Answered In the Affirmative

My grandmother has been gone a long time ago, now. She died when I was in the field in Nepal. I remember her every day. She was a remarkable woman in her own right. She was the daughter of an anarchist and raised, for some of the time, at an anarchist commune. Home schooled and self taught she was, the story goes, the first married undergraduate at Radcliffe College--that is, the first married woman they didn't kick out for fear she'd tell the other girls about sex. She pursued a Ph.D. in psychology, although she didn't pass in her thesis. She accompanied my grandfather to Indonesia, Nepal, and Pakistan, learned Urdu, and typed up his economics works for him. She was a woman of immense erudition, calm, and twinkling generosity. In Indonesia in the sixties she was once invited to be one of the "four auspicious happily married women" who bathe the groom before his wedding. "How do you know I'm happily married?" she asked them, ever skeptical and curious. "Do you have children?" Yes. "Is your husband alive?" Yes. "Then you are happily married," they told her.

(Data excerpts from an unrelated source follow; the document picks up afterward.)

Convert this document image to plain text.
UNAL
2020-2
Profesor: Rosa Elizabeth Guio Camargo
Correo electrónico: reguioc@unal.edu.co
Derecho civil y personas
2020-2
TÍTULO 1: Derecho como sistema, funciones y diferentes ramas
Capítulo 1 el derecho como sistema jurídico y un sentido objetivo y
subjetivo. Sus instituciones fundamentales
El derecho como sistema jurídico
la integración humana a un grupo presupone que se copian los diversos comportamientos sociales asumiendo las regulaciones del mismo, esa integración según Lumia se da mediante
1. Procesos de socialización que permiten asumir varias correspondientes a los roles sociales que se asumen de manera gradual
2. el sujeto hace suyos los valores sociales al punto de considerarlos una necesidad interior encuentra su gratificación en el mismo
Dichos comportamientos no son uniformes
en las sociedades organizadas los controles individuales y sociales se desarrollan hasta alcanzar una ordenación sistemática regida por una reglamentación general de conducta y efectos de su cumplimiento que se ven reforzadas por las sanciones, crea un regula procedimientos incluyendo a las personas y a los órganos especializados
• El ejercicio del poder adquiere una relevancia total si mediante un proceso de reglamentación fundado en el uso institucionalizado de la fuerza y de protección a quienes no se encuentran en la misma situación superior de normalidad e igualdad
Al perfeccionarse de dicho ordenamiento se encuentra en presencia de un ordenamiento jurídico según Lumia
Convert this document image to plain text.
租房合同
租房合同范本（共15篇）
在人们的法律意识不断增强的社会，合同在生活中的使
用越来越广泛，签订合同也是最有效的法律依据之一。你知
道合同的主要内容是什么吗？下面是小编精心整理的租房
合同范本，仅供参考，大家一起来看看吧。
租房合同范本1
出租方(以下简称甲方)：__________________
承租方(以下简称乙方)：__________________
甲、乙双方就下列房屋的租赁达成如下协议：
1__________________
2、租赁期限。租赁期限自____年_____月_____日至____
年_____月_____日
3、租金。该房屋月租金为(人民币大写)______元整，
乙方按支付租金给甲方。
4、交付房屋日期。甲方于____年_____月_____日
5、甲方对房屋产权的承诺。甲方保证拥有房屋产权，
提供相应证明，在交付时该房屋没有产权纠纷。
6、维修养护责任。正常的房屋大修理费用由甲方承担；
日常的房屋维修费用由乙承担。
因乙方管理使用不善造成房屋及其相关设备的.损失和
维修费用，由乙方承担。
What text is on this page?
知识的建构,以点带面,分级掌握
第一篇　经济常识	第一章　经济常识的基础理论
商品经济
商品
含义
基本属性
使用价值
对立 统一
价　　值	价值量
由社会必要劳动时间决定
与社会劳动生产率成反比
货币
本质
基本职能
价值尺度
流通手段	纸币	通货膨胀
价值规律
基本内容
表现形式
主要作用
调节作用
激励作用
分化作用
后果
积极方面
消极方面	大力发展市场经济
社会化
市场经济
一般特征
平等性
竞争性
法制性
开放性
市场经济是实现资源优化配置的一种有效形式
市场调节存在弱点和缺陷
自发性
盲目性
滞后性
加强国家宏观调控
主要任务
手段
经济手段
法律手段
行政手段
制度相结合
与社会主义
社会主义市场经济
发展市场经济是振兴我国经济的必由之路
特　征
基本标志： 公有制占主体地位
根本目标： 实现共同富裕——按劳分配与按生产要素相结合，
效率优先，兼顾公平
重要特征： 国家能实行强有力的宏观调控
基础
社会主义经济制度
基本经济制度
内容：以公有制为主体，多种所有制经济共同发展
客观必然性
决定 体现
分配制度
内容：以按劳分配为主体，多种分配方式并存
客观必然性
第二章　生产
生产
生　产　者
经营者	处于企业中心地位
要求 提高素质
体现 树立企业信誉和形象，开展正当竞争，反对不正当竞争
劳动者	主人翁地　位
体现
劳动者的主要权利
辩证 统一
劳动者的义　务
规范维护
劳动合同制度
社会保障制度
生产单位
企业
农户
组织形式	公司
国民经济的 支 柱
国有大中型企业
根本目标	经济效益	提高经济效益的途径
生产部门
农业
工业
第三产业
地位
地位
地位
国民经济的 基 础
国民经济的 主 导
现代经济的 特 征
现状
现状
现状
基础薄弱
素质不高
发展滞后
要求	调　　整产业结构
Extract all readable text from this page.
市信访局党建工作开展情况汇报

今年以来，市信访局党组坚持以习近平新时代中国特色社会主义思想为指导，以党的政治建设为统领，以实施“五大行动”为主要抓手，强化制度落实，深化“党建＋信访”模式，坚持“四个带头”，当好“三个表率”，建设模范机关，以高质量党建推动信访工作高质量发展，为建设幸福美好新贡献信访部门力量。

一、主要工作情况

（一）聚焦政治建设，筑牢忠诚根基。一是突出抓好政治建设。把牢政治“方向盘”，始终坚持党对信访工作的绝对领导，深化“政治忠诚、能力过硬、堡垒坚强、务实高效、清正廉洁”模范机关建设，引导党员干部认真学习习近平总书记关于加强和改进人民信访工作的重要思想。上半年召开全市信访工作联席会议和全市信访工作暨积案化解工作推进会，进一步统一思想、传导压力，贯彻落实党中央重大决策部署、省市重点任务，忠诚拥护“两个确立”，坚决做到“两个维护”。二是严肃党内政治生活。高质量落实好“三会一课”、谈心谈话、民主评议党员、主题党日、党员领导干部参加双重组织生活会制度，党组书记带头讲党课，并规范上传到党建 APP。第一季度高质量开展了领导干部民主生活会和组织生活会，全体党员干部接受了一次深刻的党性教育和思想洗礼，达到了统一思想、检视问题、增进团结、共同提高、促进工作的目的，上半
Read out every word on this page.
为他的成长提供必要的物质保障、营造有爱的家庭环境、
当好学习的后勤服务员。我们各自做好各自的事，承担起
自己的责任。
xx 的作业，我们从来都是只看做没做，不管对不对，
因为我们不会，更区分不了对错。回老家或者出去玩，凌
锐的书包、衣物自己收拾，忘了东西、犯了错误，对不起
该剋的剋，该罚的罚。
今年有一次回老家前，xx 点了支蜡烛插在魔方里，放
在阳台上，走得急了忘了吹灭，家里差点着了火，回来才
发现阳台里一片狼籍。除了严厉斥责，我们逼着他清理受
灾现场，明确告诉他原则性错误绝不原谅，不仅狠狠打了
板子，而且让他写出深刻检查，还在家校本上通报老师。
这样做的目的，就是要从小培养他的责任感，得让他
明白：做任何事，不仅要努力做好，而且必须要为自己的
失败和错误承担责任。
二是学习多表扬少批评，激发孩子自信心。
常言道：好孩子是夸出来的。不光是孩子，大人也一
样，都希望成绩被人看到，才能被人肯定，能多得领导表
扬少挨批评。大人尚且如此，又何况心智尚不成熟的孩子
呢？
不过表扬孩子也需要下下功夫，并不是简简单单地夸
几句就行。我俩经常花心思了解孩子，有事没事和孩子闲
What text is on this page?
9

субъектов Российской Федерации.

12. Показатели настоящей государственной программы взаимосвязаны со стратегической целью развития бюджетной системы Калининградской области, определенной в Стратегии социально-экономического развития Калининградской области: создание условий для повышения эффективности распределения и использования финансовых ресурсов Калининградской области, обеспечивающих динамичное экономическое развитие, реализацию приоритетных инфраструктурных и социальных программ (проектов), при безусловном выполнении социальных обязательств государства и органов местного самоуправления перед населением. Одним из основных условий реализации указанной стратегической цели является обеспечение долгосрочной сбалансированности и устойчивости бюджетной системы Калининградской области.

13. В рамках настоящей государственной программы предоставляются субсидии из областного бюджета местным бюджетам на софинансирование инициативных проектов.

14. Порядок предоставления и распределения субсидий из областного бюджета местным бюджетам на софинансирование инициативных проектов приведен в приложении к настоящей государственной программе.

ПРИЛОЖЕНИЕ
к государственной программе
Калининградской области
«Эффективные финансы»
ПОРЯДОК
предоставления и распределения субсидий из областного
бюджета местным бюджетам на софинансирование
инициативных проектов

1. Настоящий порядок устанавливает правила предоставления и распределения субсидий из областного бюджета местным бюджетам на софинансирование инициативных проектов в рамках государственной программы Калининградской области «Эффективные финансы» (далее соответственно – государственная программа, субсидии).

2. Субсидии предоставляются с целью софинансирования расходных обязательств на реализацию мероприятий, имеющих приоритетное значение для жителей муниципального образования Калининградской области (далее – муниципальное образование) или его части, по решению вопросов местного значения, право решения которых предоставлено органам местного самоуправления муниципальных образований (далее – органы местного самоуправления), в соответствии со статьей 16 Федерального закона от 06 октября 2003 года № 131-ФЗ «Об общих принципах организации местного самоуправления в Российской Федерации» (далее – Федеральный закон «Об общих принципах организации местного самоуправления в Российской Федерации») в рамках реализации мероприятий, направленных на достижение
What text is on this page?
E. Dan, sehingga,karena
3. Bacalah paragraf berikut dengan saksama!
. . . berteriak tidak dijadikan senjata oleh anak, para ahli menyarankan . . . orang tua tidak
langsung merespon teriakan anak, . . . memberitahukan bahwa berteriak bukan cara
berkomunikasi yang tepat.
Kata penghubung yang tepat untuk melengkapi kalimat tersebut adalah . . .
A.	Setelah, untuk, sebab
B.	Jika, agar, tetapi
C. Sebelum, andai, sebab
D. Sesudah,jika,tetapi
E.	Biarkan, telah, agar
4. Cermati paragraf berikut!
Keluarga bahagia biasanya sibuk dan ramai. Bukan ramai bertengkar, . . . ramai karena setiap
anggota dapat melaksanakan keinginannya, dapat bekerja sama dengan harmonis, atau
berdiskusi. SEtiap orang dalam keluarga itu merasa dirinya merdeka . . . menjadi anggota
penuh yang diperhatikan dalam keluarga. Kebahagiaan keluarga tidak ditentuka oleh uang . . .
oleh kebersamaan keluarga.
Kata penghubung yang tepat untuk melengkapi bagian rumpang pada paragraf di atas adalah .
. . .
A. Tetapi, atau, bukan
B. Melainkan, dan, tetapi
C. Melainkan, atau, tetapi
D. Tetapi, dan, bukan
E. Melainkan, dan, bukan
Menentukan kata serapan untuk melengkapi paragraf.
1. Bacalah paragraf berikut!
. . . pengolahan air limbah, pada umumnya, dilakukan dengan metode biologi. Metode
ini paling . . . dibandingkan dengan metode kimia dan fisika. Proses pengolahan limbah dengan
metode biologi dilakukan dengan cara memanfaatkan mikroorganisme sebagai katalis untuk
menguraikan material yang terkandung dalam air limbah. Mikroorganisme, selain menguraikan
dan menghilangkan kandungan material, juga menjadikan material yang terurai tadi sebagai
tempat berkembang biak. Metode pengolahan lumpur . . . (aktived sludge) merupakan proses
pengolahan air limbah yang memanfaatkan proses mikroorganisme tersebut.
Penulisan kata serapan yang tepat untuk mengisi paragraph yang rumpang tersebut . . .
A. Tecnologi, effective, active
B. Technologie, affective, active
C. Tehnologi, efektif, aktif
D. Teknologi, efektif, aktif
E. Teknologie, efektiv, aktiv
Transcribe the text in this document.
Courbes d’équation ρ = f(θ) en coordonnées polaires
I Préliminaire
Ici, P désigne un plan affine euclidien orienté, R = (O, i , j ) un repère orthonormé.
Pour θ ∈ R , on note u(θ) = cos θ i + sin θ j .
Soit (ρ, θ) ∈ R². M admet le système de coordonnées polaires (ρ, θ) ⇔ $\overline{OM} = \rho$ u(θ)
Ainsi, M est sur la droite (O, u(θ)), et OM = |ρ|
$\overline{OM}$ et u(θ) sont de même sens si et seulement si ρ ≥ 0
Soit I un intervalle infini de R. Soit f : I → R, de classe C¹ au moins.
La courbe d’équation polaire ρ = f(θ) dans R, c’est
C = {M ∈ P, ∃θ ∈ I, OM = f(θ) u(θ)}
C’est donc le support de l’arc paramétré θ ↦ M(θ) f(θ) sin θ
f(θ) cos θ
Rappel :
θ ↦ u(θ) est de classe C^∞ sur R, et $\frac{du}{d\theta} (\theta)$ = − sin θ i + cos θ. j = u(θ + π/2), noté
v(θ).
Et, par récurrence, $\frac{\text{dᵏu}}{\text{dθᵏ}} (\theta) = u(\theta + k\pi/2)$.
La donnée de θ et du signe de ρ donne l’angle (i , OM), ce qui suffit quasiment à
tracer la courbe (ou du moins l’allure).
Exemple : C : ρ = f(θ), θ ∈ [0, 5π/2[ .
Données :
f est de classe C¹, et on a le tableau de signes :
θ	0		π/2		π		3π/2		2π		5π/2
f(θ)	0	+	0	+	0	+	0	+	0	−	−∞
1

I was thinking of that little story today because 13 years ago tomorrow Mr. Aimai and I entered into that happy estate, so beloved of romance writers, but so little chronicled and still less understood. More... To us marriage also meant parenthood. And I think I can say, without fear of contradiction (because blogging is a solitary vice) both have been an unmixed blessing. As the most pessimistic optimist, or the most worried care-for-nothing, or whatever I am, I am yet convinced that both marriage and children were necessary to my personal happiness quotient. Over at Pandagon they are having one of those perennial discussions about whether children "do" or "don't" conduce to happiness, this time with *added science* and *on the internet* both of which, as we know, are intensifiers which make everyone both instantly an expert and instantly crazy. Yet both marriage and children are things that, like oysters or the smell of mimosa on a hot day, we can't know without experiencing. And not only that, we can't know it without experiencing it at a particular time, and place, and intentionality and with a particular person or set of people. Its absurd to talk about whether "children" do or don't give you happiness. Particular children, at particular times of your life, can make you happy or they can make you crazy. And ditto husbands. Or wives. And they are notoriously difficult to get shed of, if they aren't working out. But they are equally almost impossible to get, if you don't risk everything for them. They used to call it "hand-fasting" for a reason. One must clasp hands to take that leap of faith and risk everything to leave your birth family and start your own family. For those of us who take that leap, a salute. And for my partner in the jump over the chasm between childfree and child-bound a great, huge, thank you.

Thirteen years into the great experiment--seventeen since I met you, 13 since we stood under the Huppah, eleven since we became parents. There's magic in those uneven, kabbalistic numbers, in the sheets I've washed, and the babies we diapered, the noses we've wiped, and the dances we've sat through. Magic undreamed of 13 years ago, but realized every day since.